“OF COURSE I’m a romantic, I wouldn’t have driven down here every day for two years to do this if I wasn’t,” says Pat McCoy of his labour of love, the reed-topped Waterford scheme, St James Wood.
The finished picture oozes appeal and chocolate box images, with dense thatch curving over eyebrow windows, rough plaster windows and gardens strewn with wild flower planting and landscaping. Ye gods, it even backs on to a 18th century Church of Ireland building and medieval church ruins.
The south Dublin/Wicklow developer came to Stradbally, on West Waterford’s rugged coastline to do a true one-off, a niche village development of 15 luxury thatched homes just up for sale.
It has been time consuming, overseeing every detail of a development that will sell itself by virtue of the attention paid to every little detail: his car has clocked up many thousands of miles ‘commuting’ to this job.
Taking its name from the nearby church and parish, St James Wood is on the edge of the pretty hillside village of Stradbally, a regular Irish entrant in the European Entente Florale competition and a consistent Tidy Towns high scorer.
There’s immense natural beauty in the place, just a few miles off the main Cork-Waterford Road, with a rich geology thanks to ancient volcanic upheavals (it is actually part of a designated Geopark environment.) While it definitely harks back to an idealised past, St James Wood doesn’t go back quite so far, and if there’s more than a hint of England’s counties than of old thatched Irish ‘peasant’ homes, then perhaps that comes down to the influence of the assuredly skilled thatching team.

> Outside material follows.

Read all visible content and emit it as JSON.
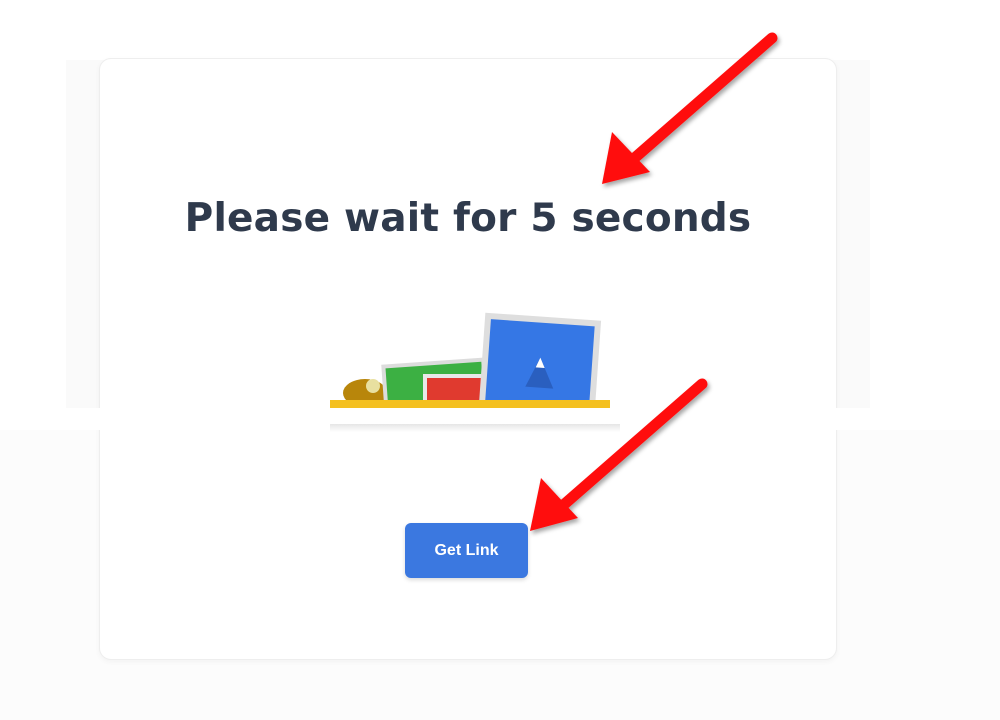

Headed up by UK master thatcher Trevor Doherty, the team of five included several nationalities, including a young woman from the US. Trevor Doherty’s skills have taken him to Japan, and he has also worked for the Prince of Wales: in fact, there’s a slight feel of the Charles’ pet project Poundbury about this spot.
The sturdy water reed came from Turkey, via Germany, and it’s expected to last 40 to 60 years without needing too much attention, while the straw ridges will need replacement in 12 to 15 years, a small enough job costed at today’s prices at about €1,500, says Mr Mc Coy. And, while thatching grants don’t apply to new-builds, it is likely they will meet future costs.

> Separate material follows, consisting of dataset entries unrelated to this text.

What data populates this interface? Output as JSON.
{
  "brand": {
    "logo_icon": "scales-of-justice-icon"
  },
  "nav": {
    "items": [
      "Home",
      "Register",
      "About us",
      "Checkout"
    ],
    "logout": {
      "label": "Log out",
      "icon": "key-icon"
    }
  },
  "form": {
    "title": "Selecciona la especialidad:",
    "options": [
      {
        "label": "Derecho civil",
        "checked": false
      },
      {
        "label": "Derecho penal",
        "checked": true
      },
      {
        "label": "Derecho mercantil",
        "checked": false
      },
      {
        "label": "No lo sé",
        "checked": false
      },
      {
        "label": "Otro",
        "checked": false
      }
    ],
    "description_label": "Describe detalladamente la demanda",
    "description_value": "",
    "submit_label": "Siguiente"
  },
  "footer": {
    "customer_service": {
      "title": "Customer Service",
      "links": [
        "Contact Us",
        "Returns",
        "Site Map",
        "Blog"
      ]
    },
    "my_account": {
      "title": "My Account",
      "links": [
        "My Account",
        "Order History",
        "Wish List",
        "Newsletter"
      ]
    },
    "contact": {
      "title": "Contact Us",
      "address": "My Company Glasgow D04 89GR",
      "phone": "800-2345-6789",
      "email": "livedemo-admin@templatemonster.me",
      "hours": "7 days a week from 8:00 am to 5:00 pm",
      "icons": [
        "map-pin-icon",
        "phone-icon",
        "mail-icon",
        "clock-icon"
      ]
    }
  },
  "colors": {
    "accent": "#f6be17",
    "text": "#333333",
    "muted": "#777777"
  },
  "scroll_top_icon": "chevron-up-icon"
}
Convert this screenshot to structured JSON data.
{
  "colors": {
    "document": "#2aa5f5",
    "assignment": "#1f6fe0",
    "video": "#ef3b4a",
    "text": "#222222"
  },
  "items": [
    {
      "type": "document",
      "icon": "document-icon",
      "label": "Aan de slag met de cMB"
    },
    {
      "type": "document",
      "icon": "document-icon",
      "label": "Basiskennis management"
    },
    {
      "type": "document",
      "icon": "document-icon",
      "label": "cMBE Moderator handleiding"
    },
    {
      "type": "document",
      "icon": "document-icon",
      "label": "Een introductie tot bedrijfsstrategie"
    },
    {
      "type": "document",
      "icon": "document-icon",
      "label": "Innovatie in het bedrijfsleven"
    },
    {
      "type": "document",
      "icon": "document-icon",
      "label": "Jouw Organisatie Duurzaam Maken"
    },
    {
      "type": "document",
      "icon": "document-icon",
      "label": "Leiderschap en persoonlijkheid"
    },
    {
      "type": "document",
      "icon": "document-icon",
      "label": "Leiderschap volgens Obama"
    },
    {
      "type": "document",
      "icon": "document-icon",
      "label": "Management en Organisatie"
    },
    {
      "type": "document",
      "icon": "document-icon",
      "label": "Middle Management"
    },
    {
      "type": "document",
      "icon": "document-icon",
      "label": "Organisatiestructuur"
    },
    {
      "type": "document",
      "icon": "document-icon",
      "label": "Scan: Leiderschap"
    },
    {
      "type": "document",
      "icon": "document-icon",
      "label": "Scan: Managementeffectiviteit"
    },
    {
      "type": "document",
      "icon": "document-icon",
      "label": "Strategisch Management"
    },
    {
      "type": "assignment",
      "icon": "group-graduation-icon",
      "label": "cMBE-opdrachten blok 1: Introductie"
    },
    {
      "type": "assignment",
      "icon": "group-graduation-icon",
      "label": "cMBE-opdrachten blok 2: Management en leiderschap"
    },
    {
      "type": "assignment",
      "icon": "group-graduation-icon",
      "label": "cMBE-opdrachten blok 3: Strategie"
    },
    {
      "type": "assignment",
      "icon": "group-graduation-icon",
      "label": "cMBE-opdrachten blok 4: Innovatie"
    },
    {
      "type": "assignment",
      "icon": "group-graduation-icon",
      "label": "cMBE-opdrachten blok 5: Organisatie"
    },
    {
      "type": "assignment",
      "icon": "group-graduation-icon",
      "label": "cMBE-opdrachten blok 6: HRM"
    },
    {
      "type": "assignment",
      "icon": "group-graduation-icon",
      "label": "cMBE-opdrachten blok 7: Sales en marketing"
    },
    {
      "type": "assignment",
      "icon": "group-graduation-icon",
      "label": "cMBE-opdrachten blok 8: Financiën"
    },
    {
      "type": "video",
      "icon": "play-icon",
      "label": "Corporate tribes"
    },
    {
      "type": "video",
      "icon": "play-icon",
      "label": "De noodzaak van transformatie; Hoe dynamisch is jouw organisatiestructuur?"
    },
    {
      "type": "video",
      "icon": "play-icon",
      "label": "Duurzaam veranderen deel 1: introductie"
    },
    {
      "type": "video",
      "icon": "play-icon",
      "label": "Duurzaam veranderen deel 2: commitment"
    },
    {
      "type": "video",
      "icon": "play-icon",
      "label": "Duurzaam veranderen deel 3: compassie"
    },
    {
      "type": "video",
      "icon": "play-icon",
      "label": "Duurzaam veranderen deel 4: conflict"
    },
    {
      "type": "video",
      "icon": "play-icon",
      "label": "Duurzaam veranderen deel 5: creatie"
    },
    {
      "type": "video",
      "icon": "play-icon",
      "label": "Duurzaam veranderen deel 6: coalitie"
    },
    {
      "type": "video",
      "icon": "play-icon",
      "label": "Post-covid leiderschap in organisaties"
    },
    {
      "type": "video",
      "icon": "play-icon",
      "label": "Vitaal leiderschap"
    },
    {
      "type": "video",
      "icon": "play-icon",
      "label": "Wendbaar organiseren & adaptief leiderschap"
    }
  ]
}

Any fire worries are taken care of by spraying the reed with a magnesium substance, so that it now has a full fire rating and a protection on a par with a standard roof, it is pointed out.

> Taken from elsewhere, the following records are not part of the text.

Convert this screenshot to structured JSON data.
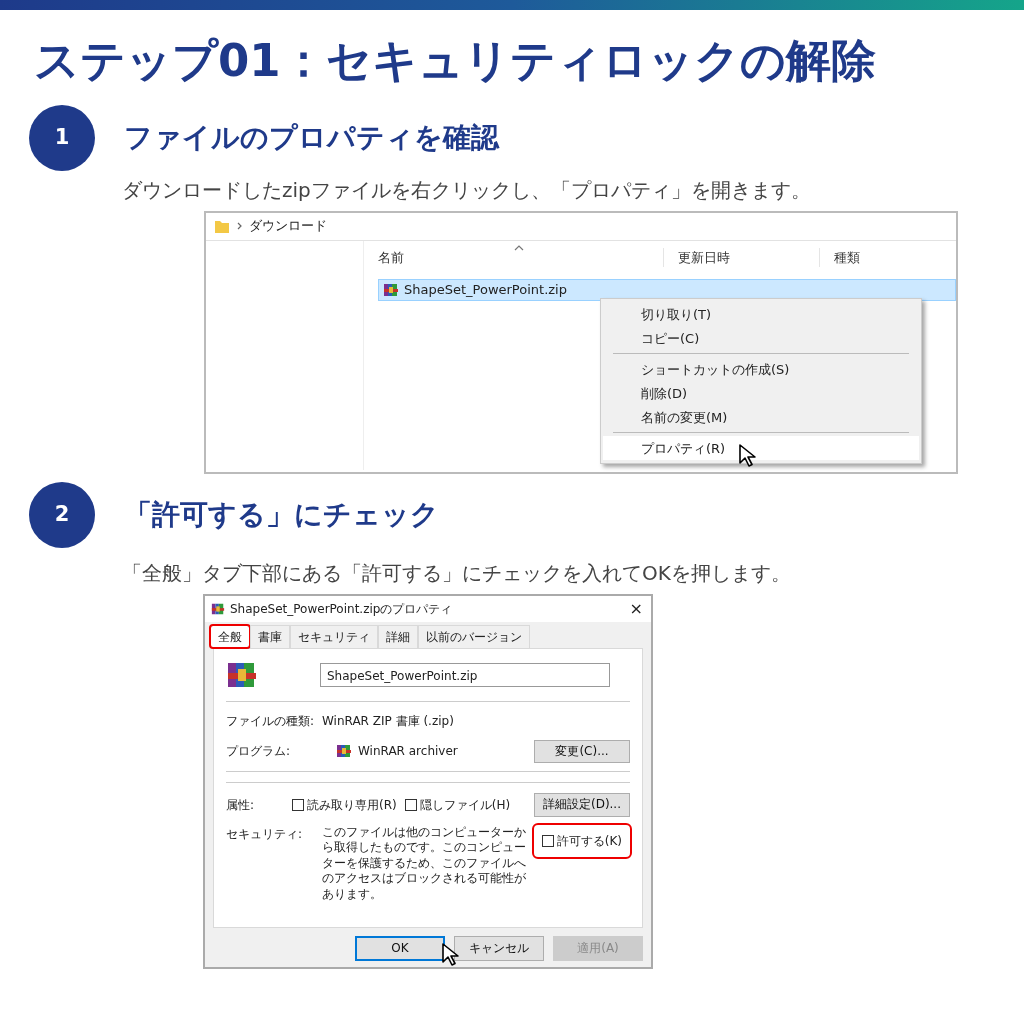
{
  "title": "ステップ01：セキュリティロックの解除",
  "steps": [
    {
      "number": "1",
      "heading": "ファイルのプロパティを確認",
      "description": "ダウンロードしたzipファイルを右クリックし、「プロパティ」を開きます。",
      "screenshot": {
        "kind": "explorer",
        "breadcrumb": "ダウンロード",
        "columns": [
          "名前",
          "更新日時",
          "種類"
        ],
        "file": {
          "name": "ShapeSet_PowerPoint.zip",
          "selected": true
        },
        "context_menu": [
          [
            {
              "label": "切り取り(T)",
              "selected": false
            },
            {
              "label": "コピー(C)",
              "selected": false
            }
          ],
          [
            {
              "label": "ショートカットの作成(S)",
              "selected": false
            },
            {
              "label": "削除(D)",
              "selected": false
            },
            {
              "label": "名前の変更(M)",
              "selected": false
            }
          ],
          [
            {
              "label": "プロパティ(R)",
              "selected": true
            }
          ]
        ]
      }
    },
    {
      "number": "2",
      "heading": "「許可する」にチェック",
      "description": "「全般」タブ下部にある「許可する」にチェックを入れてOKを押します。",
      "screenshot": {
        "kind": "properties",
        "title": "ShapeSet_PowerPoint.zipのプロパティ",
        "close": "×",
        "tabs": [
          {
            "label": "全般",
            "selected": true,
            "highlighted": true
          },
          {
            "label": "書庫",
            "selected": false,
            "highlighted": false
          },
          {
            "label": "セキュリティ",
            "selected": false,
            "highlighted": false
          },
          {
            "label": "詳細",
            "selected": false,
            "highlighted": false
          },
          {
            "label": "以前のバージョン",
            "selected": false,
            "highlighted": false
          }
        ],
        "filename": "ShapeSet_PowerPoint.zip",
        "file_type": {
          "label": "ファイルの種類:",
          "value": "WinRAR ZIP 書庫 (.zip)"
        },
        "program": {
          "label": "プログラム:",
          "value": "WinRAR archiver",
          "button": "変更(C)..."
        },
        "attributes": {
          "label": "属性:",
          "checkboxes": [
            {
              "label": "読み取り専用(R)",
              "checked": false
            },
            {
              "label": "隠しファイル(H)",
              "checked": false
            }
          ],
          "button": "詳細設定(D)..."
        },
        "security": {
          "label": "セキュリティ:",
          "text": "このファイルは他のコンピューターから取得したものです。このコンピューターを保護するため、このファイルへのアクセスはブロックされる可能性があります。",
          "checkbox": {
            "label": "許可する(K)",
            "checked": false,
            "highlighted": true
          }
        },
        "buttons": [
          {
            "label": "OK",
            "kind": "default",
            "disabled": false
          },
          {
            "label": "キャンセル",
            "kind": "normal",
            "disabled": false
          },
          {
            "label": "適用(A)",
            "kind": "normal",
            "disabled": true
          }
        ]
      }
    }
  ]
}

Joint selling agents, who get to use the word ‘unique’ with full justification in their comprehensive sales brochures, are Harty & Co and Sherry FitzGerald Reynolds, in nearby Dungarvan. Buyers are expected to come from near and far, from Munster, Dublin and the UK.
Prices start from €820,000 for the 1,870 sq ft four-bed model, of which there are eight examples, and there are six larger, deeper 1,910 sq ft houses and one Dalkey granite stone faced house at the entrance, likely to nudge towards the €1 million mark.
Landscaping is by Sandro Cafolla, whose Design by Nature company has supplied Irish wildflowers to the Chelsea Flower Show and New York Famine Memorial Garden, and several of the houses have ponds as particular features.
Hard landscaping includes granite sets, railway sleepers, sandstone paving, stone walls and gravel, with decking to the rear. The interiors combine old and new, with lots and lots of timber used (red deal and pitch pine, mostly) and carpentry skills are there to be admired.
The Rational timber windows and doors exemplify this approach, down to a handsome rear half door, while the specially made eyebrow windows came in from Germany. There’s lots of TV and phone/computer points, the kitchens have mod cons plus a double Aga oven.